Des alternatives alimentaires à la crise actuelle

Geneviève Talbot, extrait de "Récoltons les fruits de la crise : l’émergence de nouveaux systèmes alimentaires", Nouveaux Cahiers du socialisme, no. 25, hiver 2021.

La pandémie de COVID-19 aura fait voir les failles de plusieurs systèmes publics, que ce soit le système de santé ou les systèmes alimentaires. La crise aura démontré que ces systèmes, les bénéfices et bienfaits qu’ils génèrent et les personnes qui les soutiennent ne sont pas appréciés à leur juste valeur et qu’ils ne sont pas suffisamment protégés. Ainsi, en mars 2020, la fermeture des frontières a posé avec acuité la question de la sécurité et de la souveraineté alimentaire : pourrons-nous produire suffisamment de fruits et légumes au Québec ? Arriverons-nous à nourrir la population québécoise ? Marcel Groleau, président de l’Union de producteurs agricoles, a rappelé que le taux d’autosuffisance alimentaire du Québec ne dépasse pas présentement 30 %, et que plus de 40 % des fruits et légumes consommés en hiver viennent des États-Unis. En d’autres termes, la COVID-19 constitue un signal d’alarme pour les systèmes alimentaires, un signal qu’il faut entendre : on produit pour exporter, mais ce qu’on consomme provient en majorité de l’importation. Un autre constat s’ajoute : notre capacité de production agricole dépend des travailleurs migrants. En mettant à l’arrêt la circulation des biens et des personnes, la pandémie aura fait ressortir la faiblesse des systèmes alimentaires, et comment la marchandisation de l’agriculture fragilise les populations.

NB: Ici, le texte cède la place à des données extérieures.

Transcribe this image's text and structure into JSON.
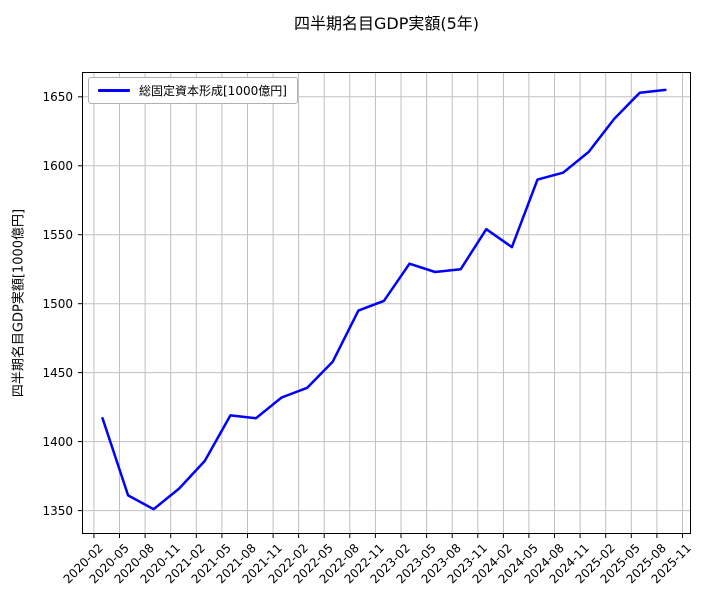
{
  "title": "四半期名目GDP実額(5年)",
  "colors": {
    "line": "#0000ff",
    "grid": "#c0c0c0",
    "spine": "#000000",
    "text": "#000000",
    "legend_border": "#b0b0b0",
    "background": "#ffffff"
  },
  "chart_data": {
    "type": "line",
    "title": "四半期名目GDP実額(5年)",
    "xlabel": "",
    "ylabel": "四半期名目GDP実額[1000億円]",
    "grid": true,
    "legend": {
      "position": "upper-left",
      "entries": [
        "総固定資本形成[1000億円]"
      ]
    },
    "y_ticks": [
      1350,
      1400,
      1450,
      1500,
      1550,
      1600,
      1650
    ],
    "ylim": [
      1333,
      1668
    ],
    "xlim_months": [
      -0.4,
      71.0
    ],
    "x_tick_labels": [
      "2020-02",
      "2020-05",
      "2020-08",
      "2020-11",
      "2021-02",
      "2021-05",
      "2021-08",
      "2021-11",
      "2022-02",
      "2022-05",
      "2022-08",
      "2022-11",
      "2023-02",
      "2023-05",
      "2023-08",
      "2023-11",
      "2024-02",
      "2024-05",
      "2024-08",
      "2024-11",
      "2025-02",
      "2025-05",
      "2025-08",
      "2025-11"
    ],
    "series": [
      {
        "name": "総固定資本形成[1000億円]",
        "color": "#0000ff",
        "x": [
          "2020-03",
          "2020-06",
          "2020-09",
          "2020-12",
          "2021-03",
          "2021-06",
          "2021-09",
          "2021-12",
          "2022-03",
          "2022-06",
          "2022-09",
          "2022-12",
          "2023-03",
          "2023-06",
          "2023-09",
          "2023-12",
          "2024-03",
          "2024-06",
          "2024-09",
          "2024-12",
          "2025-03",
          "2025-06",
          "2025-09"
        ],
        "values": [
          1417,
          1361,
          1351,
          1366,
          1386,
          1419,
          1417,
          1432,
          1439,
          1458,
          1495,
          1502,
          1529,
          1523,
          1525,
          1554,
          1541,
          1590,
          1595,
          1610,
          1634,
          1653,
          1655
        ]
      }
    ]
  }
}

Toutefois, la crise a aussi permis d’entrevoir de nouveaux systèmes alimentaires, plus résilients, alors que les communautés se mobilisent pour combler les lacunes des systèmes alimentaires et que les autorités publiques adoptent des mesures extraordinaires pour garantir la production et l’approvisionnement de nourriture. Certaines décisions du gouvernement Legault, comme la promesse de rabais d’électricité pour la production en serre afin de faciliter la production à l’année, ainsi que le lancement du Plan pour une agriculture durable, en octobre dernier, constituent des leviers sur lesquels les mouvements citoyens peuvent agir et ainsi permettre l’émergence de systèmes alimentaires résilients et mieux adaptés au contexte actuel. Or, la venue de ces nouveaux systèmes alimentaires, qui remettent en question le modèle néolibéral sur lequel est fondé le système dominant, fait face à de sérieux adversaires.